Видно, Федька пользуется дурной репутацией и дружков у него тут нет.
Мы с Серегой выходим из вагончика, минуем ворота и направляемся к котловану. На этот раз мы не забираемся на высокий земляной отвал, а огибаем его и добираемся до пологого, выложенного неровными бетонными плитами спуска. Идти трудно, ноги разъезжаются в жидкой грязи из снега, воды и глины. В самом котловане к этому прибавляется еще и битый кирпич.
Сергей уверенно пробирается среди наваленных бетонных плит, огибает грузно осевший, словно уснувший кран и в дальнем конце котлована подводит меня к груде кирпича.
— Вот тут мы ее и нашли, — говорит Сергей и смотрит на меня веселыми и любопытными глазами, двумя серыми плошками, освещающими узкое, совсем мальчишечье лицо с нежным золотистым пушком на щеках.
Я внимательно оглядываю место, указанное мне Сергеем.

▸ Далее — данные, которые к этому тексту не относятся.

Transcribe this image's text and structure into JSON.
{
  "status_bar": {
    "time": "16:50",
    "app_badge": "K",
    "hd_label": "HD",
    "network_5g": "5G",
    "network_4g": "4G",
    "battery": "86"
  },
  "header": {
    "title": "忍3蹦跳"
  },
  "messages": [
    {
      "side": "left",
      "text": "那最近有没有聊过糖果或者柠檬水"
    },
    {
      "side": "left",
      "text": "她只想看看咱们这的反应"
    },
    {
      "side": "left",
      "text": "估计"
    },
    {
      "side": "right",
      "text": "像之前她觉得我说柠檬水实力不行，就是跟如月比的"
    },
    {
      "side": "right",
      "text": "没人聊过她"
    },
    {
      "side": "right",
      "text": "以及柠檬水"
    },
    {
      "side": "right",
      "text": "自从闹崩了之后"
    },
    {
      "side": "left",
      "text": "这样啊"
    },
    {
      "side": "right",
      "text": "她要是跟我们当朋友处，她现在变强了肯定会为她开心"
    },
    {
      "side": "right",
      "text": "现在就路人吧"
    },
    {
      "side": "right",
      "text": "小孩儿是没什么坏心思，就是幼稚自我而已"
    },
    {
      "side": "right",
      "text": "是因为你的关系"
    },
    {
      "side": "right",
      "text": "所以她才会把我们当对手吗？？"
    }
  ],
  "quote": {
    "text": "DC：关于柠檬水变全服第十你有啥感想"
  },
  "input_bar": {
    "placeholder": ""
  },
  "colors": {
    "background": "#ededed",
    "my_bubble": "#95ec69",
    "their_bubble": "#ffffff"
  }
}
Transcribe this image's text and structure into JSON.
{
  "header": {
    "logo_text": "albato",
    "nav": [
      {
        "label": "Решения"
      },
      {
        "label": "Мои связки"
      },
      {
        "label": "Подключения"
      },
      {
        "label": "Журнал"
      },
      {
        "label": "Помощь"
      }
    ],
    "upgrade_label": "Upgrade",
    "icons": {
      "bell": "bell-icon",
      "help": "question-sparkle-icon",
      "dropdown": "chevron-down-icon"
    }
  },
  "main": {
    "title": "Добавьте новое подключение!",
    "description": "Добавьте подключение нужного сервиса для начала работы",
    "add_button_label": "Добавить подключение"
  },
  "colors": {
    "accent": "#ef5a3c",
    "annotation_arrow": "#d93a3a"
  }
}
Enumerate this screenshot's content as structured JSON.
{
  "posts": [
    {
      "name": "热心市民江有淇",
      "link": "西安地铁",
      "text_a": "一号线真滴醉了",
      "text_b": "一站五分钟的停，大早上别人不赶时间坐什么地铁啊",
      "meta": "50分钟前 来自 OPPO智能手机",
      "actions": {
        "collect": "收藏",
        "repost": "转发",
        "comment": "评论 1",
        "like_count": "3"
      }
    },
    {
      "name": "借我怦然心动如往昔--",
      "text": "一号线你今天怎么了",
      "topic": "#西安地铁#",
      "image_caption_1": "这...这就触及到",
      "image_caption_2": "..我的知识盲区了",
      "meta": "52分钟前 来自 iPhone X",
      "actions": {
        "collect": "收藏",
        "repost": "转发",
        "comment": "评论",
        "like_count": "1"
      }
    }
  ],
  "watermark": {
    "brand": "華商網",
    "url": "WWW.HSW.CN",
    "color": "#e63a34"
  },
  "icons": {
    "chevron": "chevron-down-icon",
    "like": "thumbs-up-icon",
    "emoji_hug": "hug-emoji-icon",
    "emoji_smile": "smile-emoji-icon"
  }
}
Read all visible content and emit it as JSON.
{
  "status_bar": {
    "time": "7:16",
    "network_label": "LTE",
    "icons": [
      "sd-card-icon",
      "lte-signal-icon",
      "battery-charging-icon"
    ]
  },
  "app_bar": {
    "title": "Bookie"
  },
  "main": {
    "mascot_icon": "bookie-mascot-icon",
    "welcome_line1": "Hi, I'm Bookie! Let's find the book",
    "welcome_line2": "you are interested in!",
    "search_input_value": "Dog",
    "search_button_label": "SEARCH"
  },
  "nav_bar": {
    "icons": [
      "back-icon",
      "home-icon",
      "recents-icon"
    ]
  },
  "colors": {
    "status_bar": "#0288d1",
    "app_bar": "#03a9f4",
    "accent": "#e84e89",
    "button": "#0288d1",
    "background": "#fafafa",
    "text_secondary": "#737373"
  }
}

Далековато, однако, оказалась эта сумочка от своей хозяйки. Совершенно очевидно, что при падении девушки в котлован сумка не могла отлететь сюда, для этого ей надо было, кроме всего прочего, перепрыгнуть по пути через кран. Следовательно, кто-то ее сюда забросил, специально забросил, подальше от трупа. А Точнее даже, не забросил, а запрятал, вон туда, в щель между кирпичами. Но при этом оставил в сумочке паспорт, профсоюзный билет, всякие женские пустяки вроде пудреницы и губной помады и даже кошелек, а в нем какая-то Мелочь. Тем самым как будто бы подтверждается версия убийства, а также и тот факт, что ограбления тут не было. И все же полной уверенности у меня по-прежнему нет.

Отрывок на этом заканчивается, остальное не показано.